The Guardian view on Europe versus Putin: a strategic journey without maps

A protest in Berlin against the Russian invasion of Ukraine.
A protest in Berlin against the Russian invasion of Ukraine. Photograph: Simon Becker/Le Pictorium Agency/Zuma/Rex/Shutterstock

As the latest barrage of Russian missiles rained on Kyiv on Tuesday, Finnish MPs debated new calls for a referendum on Nato membership. Along with Sweden – also militarily non-aligned – Finland is sending anti-tank missiles and other defence equipment to assist Ukraine, as it attempts to survive Russia’s brutal onslaught. The Swedes have undertaken no equivalent action since giving weapons to Finland during the Winter war with the Soviet Union in 1939. As European nations contemplate the scale of Vladimir Putin’s revanchist ambitions, and the lengths to which he is prepared to go to fulfil them, decades-old security assumptions are being redrawn and rethought in the space of days. A strategic journey without maps is being undertaken at hair-raising speed.

Nowhere are the gears being moved through faster than in Germany. At the weekend, its Social Democrat chancellor, Olaf Scholz, abandoned longstanding precepts of German foreign policy, taking Europe’s wealthiest and most powerful country on to new terrain. Faced with Mr Putin’s invasion, Mr Scholz unexpectedly rejected the postwar taboo on sending lethal weapons to conflict zones, announcing that stinger missiles and other equipment would be sent to Ukraine. In an extraordinary Sunday session of the Bundestag, he announced that a fund of €100bn (£85bn) would be immediately set up to boost the strength of Germany’s armed forces. This will be supplemented by a sustained increase in the country’s defence spending in the years to come. These measures followed last week’s decision to halt the Nord Stream 2 gas pipeline project – which would double the flow of Russian gas direct to Germany – and robust support for unprecedented sanctions intended to collapse the Russian economy.

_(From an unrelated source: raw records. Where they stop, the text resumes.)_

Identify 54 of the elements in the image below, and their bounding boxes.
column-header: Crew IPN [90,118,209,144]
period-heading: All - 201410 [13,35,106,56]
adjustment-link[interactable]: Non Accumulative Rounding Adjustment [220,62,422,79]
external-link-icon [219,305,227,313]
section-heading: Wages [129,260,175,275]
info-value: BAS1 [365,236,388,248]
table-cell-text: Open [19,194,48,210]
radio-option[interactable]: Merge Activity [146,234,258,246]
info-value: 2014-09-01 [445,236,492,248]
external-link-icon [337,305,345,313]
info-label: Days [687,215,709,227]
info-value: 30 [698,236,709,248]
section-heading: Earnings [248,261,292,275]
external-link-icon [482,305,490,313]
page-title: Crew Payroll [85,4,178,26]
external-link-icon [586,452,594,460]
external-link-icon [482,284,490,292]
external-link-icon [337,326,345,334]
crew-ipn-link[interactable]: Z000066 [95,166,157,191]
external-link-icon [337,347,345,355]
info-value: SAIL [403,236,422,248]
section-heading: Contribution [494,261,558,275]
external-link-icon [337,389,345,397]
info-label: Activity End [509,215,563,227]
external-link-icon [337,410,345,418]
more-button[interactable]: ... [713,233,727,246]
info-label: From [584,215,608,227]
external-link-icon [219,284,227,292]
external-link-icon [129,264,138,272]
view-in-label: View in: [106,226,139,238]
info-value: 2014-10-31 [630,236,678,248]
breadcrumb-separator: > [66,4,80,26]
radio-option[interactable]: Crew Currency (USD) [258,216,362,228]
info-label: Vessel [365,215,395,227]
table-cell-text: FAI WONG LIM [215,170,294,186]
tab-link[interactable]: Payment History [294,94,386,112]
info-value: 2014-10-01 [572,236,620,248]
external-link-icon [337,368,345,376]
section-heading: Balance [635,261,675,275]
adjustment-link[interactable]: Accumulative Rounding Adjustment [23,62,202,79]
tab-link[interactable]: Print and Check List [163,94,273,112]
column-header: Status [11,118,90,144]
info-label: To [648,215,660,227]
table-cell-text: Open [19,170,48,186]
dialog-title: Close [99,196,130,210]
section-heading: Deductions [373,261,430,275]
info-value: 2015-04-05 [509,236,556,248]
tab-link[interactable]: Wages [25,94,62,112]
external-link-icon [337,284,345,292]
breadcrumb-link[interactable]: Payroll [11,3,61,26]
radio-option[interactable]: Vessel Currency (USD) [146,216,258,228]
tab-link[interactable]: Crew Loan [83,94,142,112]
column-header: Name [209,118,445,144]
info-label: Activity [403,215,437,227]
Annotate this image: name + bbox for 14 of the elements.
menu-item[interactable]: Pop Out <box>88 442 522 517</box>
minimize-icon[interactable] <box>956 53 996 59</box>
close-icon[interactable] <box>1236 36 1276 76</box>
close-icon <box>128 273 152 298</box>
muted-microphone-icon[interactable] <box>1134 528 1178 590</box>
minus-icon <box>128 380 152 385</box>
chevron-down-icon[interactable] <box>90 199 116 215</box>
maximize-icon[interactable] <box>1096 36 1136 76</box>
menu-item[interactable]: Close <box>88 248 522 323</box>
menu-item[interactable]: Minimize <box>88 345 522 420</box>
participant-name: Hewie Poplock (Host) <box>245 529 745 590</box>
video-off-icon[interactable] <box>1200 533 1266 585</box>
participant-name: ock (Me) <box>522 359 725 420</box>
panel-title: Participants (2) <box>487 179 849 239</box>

For Germany, this constitutes a foreign policy pivot of huge magnitude. Shadowed by its 20th-century history, postwar Germany has adopted a low military profile and sought to promote economic interdependence as the route to geopolitical stability. Since the days of Mr Scholz’s Social Democrat predecessor, Willy Brandt, German ostpolitik has mostly pursued a strategy of engagement with Moscow. But Mr Putin’s unprovoked invasion, making a mockery of diplomatic efforts by Mr Scholz and his Green foreign minister, Annalena Baerbock, has buried that approach for the foreseeable future. Ending German energy dependency on Russian gas, and accelerating the green transition, has become a matter of national security.

A more militarily assertive Germany, alongside France, seems likely to sit at the heart of a European security architecture which is itself undergoing transformation. On Sunday, in what was described as a “watershed moment”, the EU ignored treaty prohibitions on funding military operations. The new off-budget European Peace Facility instrument will offer €500m worth of military assistance to Ukraine, and will have a ceiling of €5bn. “Another taboo has fallen,” observed the EU’s foreign policy chief, Josep Borrell, approvingly. Further EU expansion to the east, a moribund subject for years, appears to be speculatively back on the table, including Ukraine.

Mr Putin’s folly has been to generate through murderous aggression the circumstances he most feared: a Europe united in solidarity with Kyiv and joined in implacable hostility towards his rogue regime. The stakes, as a pariah Kremlin tosses threats towards Finland and Sweden over Nato, and advertises Russia’s nuclear capabilities, are frighteningly high and they are rising day by day.